Nous allâmes hier, Damilaville et moi, à la Briche. J'y étais appelé par Mme d'Épinay.

À une autre fois le sujet de ce petit voyage et la description de la maison qui est charmante; c'est là qu'il faut aller s'établir, et non dans le sublime et ennuyeux palais de la Chevrette.

Nous ramenâmes Grimm. Son amie vient le prendre mardi à Paris, et le mercredi ils partent ensemble pour Étampes, où ils passeront une quinzaine chez Mlle de Valory.

Adieu, mon amie, je baise votre front, vos yeux, et votre menotte sèche qui me plaît autant qu'une potelée. C'est bien de cela qu'il s'agit à quarante-cinq ans!

Il y a près d'un mois que je n'ai paru chez le Baron. Il faut porter cette lettre sur le quai Saint-Bernard, aller de là à la butte Saint-Roch et peut-être revenir de la butte Saint-Roch sur le quai, car il n'est pas sûr que le Baron soit à Paris. Adieu, celle que j'aimerai tant qu'elle sera, tant que je serai.

Le jour de Notre-Dame, la fête de ma petite.


LXXIII

Paris, le 10 août 1762.

Combien j'aurais de choses intéressantes à vous dire, si j'en avais le temps! mais la matinée s'est passée tout entière à lire un ouvrage sur l'institution publique: c'eût été la chose la plus utile et la plus praticable pour un royaume tel que le Portugal, qui se renouvelle; pour nous, c'est autre chose. Les mauvais usages, multipliés sans fin et invétérés, sont devenus respectables par leur durée et irréformables par leur nombre. Cette lecture faite, il a fallu faire répéter à ma petite sa leçon de clavecin; c'est une tâche que je me suis imposée, parce qu'elle me plaît et qu'elle lui sert, et à laquelle je ne manque guère. Cela fait, il était dix heures; il y avait deux heures au moins que l'on m'attendait à l'atelier, où j'ai couru (car on court presque toujours pour arriver trop tard), et où j'ai trouvé un fardeau d'ouvrage que je n'expédierai qu'après avoir écrit un petit mot à mon amie; sans cela je serais troublé. Ce devoir si doux qui m'appellerait me distrairait de l'autre; je manquerais à celui-là, et je m'acquitterais mal de celui-ci. Je vous félicite toutes deux, chères sœurs, de vous posséder.
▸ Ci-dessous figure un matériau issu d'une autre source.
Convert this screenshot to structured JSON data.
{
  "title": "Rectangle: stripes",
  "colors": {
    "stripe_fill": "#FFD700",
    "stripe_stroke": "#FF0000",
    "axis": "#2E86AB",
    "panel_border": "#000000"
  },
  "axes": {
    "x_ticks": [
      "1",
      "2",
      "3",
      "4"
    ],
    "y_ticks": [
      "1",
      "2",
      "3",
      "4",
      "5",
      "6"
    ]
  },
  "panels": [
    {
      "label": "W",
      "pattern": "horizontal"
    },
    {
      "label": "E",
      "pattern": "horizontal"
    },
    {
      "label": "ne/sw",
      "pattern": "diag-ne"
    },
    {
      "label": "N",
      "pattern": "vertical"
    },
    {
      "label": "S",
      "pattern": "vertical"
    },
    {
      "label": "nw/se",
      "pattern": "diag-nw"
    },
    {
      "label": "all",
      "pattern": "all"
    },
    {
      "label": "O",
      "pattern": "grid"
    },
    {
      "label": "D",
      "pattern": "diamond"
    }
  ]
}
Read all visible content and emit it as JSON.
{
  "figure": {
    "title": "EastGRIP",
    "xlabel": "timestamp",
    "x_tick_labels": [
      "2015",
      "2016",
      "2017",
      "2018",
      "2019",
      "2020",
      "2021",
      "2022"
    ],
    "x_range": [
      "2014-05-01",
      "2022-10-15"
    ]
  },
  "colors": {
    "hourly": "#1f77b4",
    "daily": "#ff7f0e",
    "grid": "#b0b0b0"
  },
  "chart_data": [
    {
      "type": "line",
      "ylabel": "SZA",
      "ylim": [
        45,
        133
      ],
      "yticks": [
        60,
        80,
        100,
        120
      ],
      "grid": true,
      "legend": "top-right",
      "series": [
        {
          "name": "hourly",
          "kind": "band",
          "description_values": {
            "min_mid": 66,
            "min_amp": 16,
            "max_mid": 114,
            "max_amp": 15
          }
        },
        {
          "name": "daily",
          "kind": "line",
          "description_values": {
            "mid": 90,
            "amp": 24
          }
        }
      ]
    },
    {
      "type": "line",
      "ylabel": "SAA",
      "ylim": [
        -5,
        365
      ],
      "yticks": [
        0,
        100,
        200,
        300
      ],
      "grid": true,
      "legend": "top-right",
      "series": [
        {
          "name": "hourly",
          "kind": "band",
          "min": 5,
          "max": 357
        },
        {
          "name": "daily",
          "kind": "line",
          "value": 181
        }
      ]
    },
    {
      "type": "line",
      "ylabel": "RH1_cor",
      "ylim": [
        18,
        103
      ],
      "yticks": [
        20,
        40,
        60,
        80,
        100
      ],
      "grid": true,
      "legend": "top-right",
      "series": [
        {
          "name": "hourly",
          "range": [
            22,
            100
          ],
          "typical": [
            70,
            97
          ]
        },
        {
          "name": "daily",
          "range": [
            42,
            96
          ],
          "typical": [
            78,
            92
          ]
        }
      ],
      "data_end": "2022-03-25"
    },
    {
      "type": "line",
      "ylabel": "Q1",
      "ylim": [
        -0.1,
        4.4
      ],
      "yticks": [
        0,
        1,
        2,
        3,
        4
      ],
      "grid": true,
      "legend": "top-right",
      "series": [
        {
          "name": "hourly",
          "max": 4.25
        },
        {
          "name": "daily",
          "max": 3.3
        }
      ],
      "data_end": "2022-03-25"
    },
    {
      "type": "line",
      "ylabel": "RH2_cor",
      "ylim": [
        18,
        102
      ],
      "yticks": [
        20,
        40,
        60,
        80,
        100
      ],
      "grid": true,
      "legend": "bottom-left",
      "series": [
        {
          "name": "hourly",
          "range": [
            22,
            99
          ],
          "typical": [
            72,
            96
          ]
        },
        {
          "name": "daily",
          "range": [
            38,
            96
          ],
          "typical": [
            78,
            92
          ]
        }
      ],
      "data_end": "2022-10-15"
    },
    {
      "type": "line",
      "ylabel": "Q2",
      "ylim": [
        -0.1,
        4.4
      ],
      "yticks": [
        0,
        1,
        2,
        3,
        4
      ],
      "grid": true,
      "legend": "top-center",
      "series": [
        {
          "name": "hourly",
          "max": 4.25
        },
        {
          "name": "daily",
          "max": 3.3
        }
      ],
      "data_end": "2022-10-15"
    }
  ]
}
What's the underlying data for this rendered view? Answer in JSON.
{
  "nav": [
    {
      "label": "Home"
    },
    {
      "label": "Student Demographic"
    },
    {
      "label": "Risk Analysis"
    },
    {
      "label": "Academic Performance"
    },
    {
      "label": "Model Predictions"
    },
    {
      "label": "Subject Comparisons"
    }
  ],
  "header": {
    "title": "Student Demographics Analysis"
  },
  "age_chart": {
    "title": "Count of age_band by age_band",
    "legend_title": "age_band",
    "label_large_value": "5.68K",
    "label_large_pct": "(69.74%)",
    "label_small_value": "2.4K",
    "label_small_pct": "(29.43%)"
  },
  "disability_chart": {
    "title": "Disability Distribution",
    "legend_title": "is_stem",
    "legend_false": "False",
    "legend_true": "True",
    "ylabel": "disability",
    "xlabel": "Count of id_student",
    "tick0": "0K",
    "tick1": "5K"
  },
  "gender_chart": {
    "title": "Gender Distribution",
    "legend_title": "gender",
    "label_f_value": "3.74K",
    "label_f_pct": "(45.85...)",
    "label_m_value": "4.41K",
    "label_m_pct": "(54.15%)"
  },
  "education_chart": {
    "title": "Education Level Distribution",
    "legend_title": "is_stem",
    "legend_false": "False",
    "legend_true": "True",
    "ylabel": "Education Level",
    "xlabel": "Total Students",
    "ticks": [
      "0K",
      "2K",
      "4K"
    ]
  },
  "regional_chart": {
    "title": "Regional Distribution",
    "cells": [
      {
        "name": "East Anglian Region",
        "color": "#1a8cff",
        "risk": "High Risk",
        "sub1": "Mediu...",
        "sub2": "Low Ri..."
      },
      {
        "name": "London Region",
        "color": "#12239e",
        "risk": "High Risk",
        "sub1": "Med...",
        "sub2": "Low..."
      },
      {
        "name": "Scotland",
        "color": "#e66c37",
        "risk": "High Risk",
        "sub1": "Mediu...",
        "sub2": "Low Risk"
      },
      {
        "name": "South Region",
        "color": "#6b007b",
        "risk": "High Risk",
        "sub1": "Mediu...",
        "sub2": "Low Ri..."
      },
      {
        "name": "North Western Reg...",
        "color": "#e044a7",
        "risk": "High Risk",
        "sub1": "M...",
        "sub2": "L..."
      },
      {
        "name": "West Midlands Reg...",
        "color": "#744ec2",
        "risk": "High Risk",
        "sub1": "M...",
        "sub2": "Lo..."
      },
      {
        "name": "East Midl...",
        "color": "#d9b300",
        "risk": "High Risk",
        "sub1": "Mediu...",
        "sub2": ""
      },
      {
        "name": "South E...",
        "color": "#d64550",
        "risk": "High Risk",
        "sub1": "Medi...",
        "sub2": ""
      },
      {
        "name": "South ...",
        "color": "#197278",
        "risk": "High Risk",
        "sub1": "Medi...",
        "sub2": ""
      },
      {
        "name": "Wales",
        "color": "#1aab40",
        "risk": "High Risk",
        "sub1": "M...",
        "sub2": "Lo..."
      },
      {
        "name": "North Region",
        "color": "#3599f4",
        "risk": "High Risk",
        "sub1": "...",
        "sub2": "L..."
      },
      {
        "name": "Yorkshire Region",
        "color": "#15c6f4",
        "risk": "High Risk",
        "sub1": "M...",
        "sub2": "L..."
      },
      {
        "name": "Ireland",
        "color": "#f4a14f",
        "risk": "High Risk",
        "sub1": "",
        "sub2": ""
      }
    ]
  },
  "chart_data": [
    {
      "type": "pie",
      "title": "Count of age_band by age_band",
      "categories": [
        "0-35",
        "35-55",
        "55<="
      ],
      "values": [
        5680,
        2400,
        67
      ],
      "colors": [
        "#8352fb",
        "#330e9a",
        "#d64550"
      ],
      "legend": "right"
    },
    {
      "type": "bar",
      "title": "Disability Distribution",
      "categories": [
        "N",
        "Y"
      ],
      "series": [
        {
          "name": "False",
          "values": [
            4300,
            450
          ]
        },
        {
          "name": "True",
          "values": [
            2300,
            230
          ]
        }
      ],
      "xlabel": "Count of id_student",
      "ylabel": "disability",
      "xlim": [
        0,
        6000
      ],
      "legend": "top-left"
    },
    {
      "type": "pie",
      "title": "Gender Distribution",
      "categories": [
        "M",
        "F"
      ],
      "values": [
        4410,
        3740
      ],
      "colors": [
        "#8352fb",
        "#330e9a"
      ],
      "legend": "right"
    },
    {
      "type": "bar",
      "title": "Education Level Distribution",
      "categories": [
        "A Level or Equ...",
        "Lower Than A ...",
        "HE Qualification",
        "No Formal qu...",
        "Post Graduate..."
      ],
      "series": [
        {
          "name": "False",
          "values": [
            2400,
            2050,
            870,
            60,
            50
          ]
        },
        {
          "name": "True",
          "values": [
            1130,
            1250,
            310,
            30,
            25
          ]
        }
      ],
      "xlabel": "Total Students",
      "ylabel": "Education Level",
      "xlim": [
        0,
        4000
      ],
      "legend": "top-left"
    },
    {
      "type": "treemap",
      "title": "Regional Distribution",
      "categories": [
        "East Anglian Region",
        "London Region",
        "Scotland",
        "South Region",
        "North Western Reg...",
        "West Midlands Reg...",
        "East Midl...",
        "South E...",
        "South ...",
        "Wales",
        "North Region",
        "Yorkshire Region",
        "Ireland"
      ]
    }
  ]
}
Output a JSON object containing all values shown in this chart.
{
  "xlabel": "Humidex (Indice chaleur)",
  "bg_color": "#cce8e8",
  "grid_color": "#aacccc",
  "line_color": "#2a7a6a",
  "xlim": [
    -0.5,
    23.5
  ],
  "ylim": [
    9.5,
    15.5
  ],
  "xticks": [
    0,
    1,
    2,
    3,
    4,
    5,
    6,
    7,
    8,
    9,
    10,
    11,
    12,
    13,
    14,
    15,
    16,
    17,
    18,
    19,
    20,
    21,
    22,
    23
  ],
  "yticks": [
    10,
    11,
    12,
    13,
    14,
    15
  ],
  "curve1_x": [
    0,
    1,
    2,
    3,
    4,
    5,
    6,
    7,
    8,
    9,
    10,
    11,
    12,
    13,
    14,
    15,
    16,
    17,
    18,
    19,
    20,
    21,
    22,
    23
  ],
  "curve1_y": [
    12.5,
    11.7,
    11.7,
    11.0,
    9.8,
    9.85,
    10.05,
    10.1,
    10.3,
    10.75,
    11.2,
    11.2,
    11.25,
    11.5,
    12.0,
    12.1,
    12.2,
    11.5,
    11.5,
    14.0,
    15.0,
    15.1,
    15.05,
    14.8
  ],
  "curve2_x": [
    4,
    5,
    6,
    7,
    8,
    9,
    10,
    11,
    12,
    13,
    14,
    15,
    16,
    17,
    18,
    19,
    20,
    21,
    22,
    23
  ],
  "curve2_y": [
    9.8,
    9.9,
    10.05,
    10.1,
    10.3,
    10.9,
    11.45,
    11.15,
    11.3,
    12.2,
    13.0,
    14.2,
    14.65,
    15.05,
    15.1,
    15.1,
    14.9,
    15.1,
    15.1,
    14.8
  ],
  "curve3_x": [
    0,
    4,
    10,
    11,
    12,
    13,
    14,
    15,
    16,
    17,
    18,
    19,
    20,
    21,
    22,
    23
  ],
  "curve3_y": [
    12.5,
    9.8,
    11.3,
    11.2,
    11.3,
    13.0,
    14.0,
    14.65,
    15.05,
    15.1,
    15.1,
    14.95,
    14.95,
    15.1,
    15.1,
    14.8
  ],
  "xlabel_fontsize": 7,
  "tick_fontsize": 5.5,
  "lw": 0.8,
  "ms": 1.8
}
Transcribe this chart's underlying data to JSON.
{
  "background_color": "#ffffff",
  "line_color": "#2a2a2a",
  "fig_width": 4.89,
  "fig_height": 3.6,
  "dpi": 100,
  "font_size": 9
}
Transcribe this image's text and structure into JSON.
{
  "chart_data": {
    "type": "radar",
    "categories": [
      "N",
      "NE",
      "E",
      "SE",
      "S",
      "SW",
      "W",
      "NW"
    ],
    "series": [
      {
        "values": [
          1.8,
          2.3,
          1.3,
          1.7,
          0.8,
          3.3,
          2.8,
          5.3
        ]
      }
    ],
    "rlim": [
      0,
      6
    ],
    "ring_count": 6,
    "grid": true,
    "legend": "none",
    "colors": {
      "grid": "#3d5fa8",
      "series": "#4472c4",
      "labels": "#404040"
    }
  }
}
Je serai souvent en esprit entre l'une et l'autre, mettant vos mains entre les miennes, ne sachant laquelle des deux j'aime le plus; autant ami de l'aînée que de la cadette; partageant également mon respect et mon estime.

Eh bien! ce mal de jambe n'est donc pas encore fini? Vous me rendrez fou, si vous n'y prenez garde. Pour Dieu! mon amie, dites-moi les choses comme elles sont.

Arrêtez par de la vérité exacte cette imagination cruelle qui m'exagère tout en général, mais surtout les plus petites choses qui vous concernent. Cela vous occupe peu! tant pis. Cela ne vous inquiète point du tout! je ne m'en acquitte que trop bien pour tous les deux.

Je crains que notre Uranie ne soit un peu trop grande pour l'enfant; qu'elle ne sache ni jouer à cloche-pied, ni à la main-chaude, ni au pied-de-bœuf, ni à cligne-musette, ni à coucoubay, et qu'elle n'imprime, sans le vouloir, un respect qui éloigne les marques de la tendresse. Je me plie à tout cela que c'est un charme; il est rare qu'en prenant le hochet, je ne trouve l'occasion de placer une sentence, une petite leçon sur la justice, sur la langue quand on parle mal, sur la logique quand on raisonne faux. Il faut en général se faire petit, pour encourager peu à peu les petits à se faire grands. On peut leur dire d'aussi bonnes choses sur une poupée, sur une croix de paille, sur un chiffon que sur les affaires les plus importantes. En les accoutumant à être bons dans des riens, ils sont tout prêts à être bons dans des cas importants; mais est-ce qu'il y a des riens pour eux?